Etwas jedoch kann ich ruhig zuhause lassen. Mein Stativ, welches ich im letzten Dezember in Ladakh vergessen habe, hat den Winter gut überstanden und ist bereits bestens an die Höhe akklimatisiert! Claude hat mich nach seiner Ankunft angerufen und mir freudig mitgeteilt: "Hey, ich habe dein Stativ gefunden. Es lag immer noch auf dem Rücksitz im Auto des Guides". Noch einmal Glück gehabt - und ein Kilo weniger im Gepäck!

Die Gefahren der Höhe

Wir sind nun schon fast eine Woche im Himalaya und befinden uns noch immer in der kritischen Phase der Akklimatisation. Einer meiner Begleiter musste die Reise bereits nach drei Tagen abbrechen, weil sich bei ihm ein Lungenödem bildete. Durch den Druckunterschied sammelte sich Blut in seiner Lunge. Eine Worst Case Situation, die zeigt, dass die Gefahren der Höhe nicht zu unterschätzen sind!

Unser Sicherheitskonzept hat sich jedoch bewährt: Wir erkannten die ersten Anzeichen für das Ödem sofort und gingen ins Krankenhaus, wo sich ein einheimischer Arzt um unser Teammitglied kümmerte und die richtige Diagnose stellte. In Absprache mit dem Arzt der Versicherung hier in der Schweiz organisierten wir innerhalb von drei Stunden seinen Abflug. Mittlerweile ist er zurück in der Schweiz und fühlt sich „pudelwohl".

Wir haben Leh mittlerweile verlassen und die Hotelbetten mit Mätteli und Schlafsack getauscht. Das Wetter ist hervorragend, am Tag wird es bis 27 Grad warm (nur in der Nacht fällt das Thermometer auf 0 Grad und wir sind froh über unsere warmen Kleider im Gepäck). Dank den warmen Temperaturen schmilzt auch endlich der Schnee. Dafür führen aber die Bäche immer mehr Wasser, was es uns nicht immer leicht macht, sie zu überqueren.

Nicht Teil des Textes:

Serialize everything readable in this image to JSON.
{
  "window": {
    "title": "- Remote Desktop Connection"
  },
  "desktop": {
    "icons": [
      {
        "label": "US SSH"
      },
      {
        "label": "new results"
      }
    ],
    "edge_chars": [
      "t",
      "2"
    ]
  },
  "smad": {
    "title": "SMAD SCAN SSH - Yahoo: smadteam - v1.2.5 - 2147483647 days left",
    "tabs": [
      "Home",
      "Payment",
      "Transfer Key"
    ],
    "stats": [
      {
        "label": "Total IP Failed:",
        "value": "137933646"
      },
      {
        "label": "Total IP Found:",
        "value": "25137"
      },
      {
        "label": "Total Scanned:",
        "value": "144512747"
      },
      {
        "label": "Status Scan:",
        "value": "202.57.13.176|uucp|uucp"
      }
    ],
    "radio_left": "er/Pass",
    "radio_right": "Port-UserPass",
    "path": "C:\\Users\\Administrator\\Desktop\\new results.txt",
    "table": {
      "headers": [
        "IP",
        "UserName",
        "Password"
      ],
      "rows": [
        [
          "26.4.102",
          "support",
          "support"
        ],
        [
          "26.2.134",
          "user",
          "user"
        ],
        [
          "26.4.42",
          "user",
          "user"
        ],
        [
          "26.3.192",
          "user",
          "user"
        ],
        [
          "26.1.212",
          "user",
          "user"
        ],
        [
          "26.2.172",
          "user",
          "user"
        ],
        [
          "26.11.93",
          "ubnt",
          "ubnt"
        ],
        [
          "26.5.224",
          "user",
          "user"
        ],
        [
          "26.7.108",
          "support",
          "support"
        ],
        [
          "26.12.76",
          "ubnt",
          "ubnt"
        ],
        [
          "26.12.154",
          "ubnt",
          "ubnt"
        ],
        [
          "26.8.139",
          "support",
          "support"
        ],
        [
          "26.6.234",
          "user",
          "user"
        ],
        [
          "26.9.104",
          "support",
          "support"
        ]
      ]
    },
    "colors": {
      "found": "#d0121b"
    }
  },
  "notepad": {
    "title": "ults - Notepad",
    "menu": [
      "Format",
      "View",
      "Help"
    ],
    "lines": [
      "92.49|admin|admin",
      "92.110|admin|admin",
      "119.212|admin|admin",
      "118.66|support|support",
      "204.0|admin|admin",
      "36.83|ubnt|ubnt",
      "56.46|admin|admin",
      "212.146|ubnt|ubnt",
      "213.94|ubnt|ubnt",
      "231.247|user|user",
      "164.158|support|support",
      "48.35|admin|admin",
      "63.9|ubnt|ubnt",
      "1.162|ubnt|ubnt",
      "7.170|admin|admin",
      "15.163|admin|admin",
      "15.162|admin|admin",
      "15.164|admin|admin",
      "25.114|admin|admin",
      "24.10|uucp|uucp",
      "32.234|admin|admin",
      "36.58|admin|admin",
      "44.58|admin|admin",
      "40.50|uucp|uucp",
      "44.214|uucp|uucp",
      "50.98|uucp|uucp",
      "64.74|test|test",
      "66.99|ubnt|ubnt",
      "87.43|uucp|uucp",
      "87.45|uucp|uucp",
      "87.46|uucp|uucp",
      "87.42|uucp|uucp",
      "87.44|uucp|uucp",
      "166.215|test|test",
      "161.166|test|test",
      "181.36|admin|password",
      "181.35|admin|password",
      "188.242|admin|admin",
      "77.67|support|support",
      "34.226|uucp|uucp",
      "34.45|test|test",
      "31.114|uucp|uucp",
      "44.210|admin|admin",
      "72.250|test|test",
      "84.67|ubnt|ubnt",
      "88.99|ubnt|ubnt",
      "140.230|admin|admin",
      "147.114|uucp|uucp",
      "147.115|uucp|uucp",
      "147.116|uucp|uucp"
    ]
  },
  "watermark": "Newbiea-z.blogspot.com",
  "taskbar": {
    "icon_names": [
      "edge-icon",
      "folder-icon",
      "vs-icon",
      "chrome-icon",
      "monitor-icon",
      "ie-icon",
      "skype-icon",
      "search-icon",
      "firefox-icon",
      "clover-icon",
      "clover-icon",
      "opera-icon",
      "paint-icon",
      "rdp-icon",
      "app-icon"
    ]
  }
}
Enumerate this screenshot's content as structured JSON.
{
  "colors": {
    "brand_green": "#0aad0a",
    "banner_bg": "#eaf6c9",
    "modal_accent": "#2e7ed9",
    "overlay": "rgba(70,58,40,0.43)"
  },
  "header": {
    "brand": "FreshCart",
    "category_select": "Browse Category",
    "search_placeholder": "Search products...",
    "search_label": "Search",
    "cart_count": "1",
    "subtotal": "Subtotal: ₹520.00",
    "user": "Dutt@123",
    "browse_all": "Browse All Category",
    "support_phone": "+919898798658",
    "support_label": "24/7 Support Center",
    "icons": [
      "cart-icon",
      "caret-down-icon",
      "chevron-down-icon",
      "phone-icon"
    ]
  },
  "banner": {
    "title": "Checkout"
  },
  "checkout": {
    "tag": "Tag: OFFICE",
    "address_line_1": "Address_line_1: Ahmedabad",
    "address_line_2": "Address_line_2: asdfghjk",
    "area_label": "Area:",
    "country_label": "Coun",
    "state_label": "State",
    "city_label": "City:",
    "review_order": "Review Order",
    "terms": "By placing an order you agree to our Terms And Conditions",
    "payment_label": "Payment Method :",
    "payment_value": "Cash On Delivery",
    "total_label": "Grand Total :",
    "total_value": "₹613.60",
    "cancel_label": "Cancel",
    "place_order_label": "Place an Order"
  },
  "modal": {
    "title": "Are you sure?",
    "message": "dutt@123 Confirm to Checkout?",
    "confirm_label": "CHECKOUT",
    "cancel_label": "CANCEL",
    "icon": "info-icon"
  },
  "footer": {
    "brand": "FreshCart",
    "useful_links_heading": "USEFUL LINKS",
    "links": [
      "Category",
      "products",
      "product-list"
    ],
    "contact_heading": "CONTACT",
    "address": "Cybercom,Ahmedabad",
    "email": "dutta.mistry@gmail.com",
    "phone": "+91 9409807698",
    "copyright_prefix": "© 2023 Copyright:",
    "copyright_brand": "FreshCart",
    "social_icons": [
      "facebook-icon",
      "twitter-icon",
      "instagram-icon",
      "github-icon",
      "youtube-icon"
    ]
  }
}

Nachdem wir heute drei 5000er Pässe überquert haben, von denen ich zwei vollständig befahren konnte, übernachten wir auf 5060m über Meer. Allerdings sorgen hämmernde Kopfschmerzen dafür, dass es nicht allzu gemütlich wird. Auch das eine „Nebenwirkung" der Höhe. Mit der richtigen Atemtechnik lassen sich aber mehr rote Blutkörperchen bilden: Drei Sekunden einatmen, drei Sekunden halten - das ist die beste Medizin gegen die Schmerzen.